SOONERS CLOSE THE BOOK ON DISMAL 2011 RECRUITING CLASS

blatanthomerism

Oklahoma’s season-ending loss to Clemson in the Orange Bowl effectively marked the final time any members of the Sooners’ 2011 recruiting class took the field wearing crimson and cream. The fifth-year seniors still on the team capped off their careers with a Big 12 championship and College Football Playoff bid in their final season together.

It made for an ironic finish for a recruiting class that deserves to go down as one of the biggest flops in coach Bob Stoops’ tenure.

Despite taking only 17 players, Rivals rated the group as the No. 14 class in the country and the second best in the Big 12, behind Texas. What it lacked in size, it supposedly made up for in quality. It featured two of the 26 five-star recruits from around the country and seven four-star prospects.
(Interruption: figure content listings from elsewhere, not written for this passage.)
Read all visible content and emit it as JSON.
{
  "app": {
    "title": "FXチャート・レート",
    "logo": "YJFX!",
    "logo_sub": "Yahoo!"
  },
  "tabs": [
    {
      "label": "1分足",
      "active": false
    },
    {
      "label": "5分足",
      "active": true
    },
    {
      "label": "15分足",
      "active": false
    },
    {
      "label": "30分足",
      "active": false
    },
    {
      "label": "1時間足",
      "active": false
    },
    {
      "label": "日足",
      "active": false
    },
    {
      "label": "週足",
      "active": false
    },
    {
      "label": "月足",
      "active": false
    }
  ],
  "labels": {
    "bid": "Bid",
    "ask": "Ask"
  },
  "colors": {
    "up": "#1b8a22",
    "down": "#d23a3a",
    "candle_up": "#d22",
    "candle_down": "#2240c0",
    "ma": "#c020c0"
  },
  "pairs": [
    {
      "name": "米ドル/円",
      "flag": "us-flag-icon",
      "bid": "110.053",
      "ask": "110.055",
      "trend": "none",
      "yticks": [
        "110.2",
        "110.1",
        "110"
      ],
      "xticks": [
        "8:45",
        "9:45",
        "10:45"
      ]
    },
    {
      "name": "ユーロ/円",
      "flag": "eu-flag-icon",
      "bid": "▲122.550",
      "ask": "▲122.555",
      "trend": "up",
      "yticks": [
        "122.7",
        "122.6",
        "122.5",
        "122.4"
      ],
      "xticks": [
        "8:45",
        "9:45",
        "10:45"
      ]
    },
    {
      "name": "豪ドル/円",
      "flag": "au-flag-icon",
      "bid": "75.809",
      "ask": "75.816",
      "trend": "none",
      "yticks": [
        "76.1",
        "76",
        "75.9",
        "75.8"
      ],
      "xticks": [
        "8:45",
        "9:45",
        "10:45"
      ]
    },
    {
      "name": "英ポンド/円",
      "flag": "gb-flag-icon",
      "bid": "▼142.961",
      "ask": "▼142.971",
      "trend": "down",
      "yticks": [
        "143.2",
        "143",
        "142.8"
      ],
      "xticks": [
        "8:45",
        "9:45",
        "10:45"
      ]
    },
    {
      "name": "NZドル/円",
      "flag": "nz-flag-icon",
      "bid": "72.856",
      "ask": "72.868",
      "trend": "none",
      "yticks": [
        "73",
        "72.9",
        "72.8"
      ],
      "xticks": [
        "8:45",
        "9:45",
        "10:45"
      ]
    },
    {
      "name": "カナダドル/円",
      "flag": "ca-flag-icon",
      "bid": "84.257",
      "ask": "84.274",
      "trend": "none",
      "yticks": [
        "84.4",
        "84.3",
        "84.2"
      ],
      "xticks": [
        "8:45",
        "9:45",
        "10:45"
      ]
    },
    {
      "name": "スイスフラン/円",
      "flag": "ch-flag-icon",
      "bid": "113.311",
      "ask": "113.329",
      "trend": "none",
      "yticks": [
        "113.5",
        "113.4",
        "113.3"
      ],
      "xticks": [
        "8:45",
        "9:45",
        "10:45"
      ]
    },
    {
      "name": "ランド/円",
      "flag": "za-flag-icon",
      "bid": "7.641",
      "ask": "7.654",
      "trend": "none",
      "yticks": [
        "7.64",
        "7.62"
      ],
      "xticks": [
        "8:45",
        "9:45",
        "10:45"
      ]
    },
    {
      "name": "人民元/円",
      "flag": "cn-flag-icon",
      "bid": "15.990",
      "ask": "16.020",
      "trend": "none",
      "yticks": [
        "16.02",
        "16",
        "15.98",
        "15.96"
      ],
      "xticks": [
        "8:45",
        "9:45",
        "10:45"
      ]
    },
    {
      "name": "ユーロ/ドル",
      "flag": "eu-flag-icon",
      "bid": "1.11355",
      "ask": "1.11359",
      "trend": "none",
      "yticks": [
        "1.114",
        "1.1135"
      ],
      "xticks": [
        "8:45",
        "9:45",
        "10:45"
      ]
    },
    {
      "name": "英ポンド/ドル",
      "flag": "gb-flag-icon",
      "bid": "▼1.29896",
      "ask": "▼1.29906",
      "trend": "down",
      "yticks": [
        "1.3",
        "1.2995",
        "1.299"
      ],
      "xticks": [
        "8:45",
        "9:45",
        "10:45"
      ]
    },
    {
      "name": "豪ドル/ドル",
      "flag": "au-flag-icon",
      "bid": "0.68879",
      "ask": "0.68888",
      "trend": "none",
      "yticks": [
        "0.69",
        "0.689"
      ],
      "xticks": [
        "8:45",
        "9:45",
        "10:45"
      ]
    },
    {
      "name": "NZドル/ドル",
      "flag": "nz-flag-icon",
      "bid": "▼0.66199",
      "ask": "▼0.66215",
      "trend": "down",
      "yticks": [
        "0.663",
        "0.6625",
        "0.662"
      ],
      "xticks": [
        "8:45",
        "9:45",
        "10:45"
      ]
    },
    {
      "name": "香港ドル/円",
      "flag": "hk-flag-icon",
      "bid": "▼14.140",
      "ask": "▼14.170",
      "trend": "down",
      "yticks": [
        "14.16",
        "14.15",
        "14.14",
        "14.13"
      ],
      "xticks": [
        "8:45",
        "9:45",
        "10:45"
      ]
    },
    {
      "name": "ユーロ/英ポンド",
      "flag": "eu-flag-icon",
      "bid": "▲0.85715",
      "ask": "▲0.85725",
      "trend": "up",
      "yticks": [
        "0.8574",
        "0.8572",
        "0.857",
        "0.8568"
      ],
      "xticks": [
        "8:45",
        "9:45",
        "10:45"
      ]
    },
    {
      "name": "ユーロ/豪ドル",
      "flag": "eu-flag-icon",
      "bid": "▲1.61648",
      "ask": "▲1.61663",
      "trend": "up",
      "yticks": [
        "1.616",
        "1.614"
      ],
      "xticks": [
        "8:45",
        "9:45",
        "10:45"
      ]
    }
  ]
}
Ultimately, attrition claimed all but seven of those players. Signees who washed out included the two five-stars, running back Brandon Williams, who left OU after a year and finished his career as a cornerback at Texas A&M, and receiver Trey Metoyer, who had to spend a gap year at prep school and left the team in 2013 under, ahem, disturbing circumstances.

(Note that I use “attrition” to cover players who left the program before they had used up their eligibility, excluding those who declared early for the draft or used the graduate transfer rule. Defensive lineman Jordan Phillips left for the NFL with one year of eligibility remaining, and Kendal Thompson left for Utah after graduating.)

In the end, the 2011 group reflects the recruiting shortcomings that plagued the program in the early half of this decade. (I hope to follow up soon with a deeper dive into recent classes.) It could be due to any number of reasons, from poor evaluations to a willingness to take on riskier cases, but the end result was way too much turnover to maintain continuity and build adequate depth.

The five who made it all the way through – Derek Farniok, Nila Kasitati, P.L. Lindley and Frank Shannon – got a nice send-off season, but the ’11 class as a whole set the program back considerably.

(Editor’s note: Initially, I listed 2011 signee Jordan Wade as having finished his eligibility this year. In fact, Wade sat out 2011 and entered the program in 2012. He redshirted in ’12, which means he still has one year left to play in 2016.)